Asher turns off the engine. This should be about the time I wonder if the hot guy I met on vacation is really a murderer who dumps bodies in the middle of the ocean. If that’s the case, I should have a weapon and, unfortunately, all I have is a rose.
I remain standing by the controls while Asher walks down to the lower cabin. He stays down there for a few minutes and comes back with a cardboard box and places it on the floor at the back of the boat.
The boat is moving up and down, riding waves from the current of a large ship that passed us.
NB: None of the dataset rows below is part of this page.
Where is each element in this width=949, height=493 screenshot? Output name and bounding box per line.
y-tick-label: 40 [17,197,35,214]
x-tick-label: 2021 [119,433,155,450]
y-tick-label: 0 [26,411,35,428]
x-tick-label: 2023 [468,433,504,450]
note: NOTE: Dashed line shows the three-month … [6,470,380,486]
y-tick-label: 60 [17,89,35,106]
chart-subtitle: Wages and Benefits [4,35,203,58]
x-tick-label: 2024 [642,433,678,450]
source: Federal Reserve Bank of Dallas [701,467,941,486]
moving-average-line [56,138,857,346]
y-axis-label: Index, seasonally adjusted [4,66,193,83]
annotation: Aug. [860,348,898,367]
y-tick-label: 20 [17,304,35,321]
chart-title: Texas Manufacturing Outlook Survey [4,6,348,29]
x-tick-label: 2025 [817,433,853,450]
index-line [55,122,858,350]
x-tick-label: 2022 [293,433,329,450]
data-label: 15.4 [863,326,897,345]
By the time the boat settles down to a calming bob in the water, Asher is standing at the back of the boat, staring out in the sea.
With his hands placed on his hips and his head bowed, Asher breathes deeply. I maintain my spot by the controls and watch him. We stand in silence for a long time. I’m not sure how long, because I’m not wearing a watch, but it feels like a long time.
Finally, Asher turns around and lifts the cardboard box off the floor and opens the top. From inside, he takes out another box. This one is a black cube. It’s a thicker material than the cardboard and from the way Asher is handling it, I can tell its contents are important. He holds the black box in his hands for a moment, staring at it and not saying a word. His expression is solemn and distant.
Asher breathes in deeply and when his head lifts and sees me still standing by the controls, his expression softens.
“This is my grandfather.”
His grandfather? In a box? This is so not how I saw the day playing out.
“Nice to meet you?” I say to the box with an awkward wave.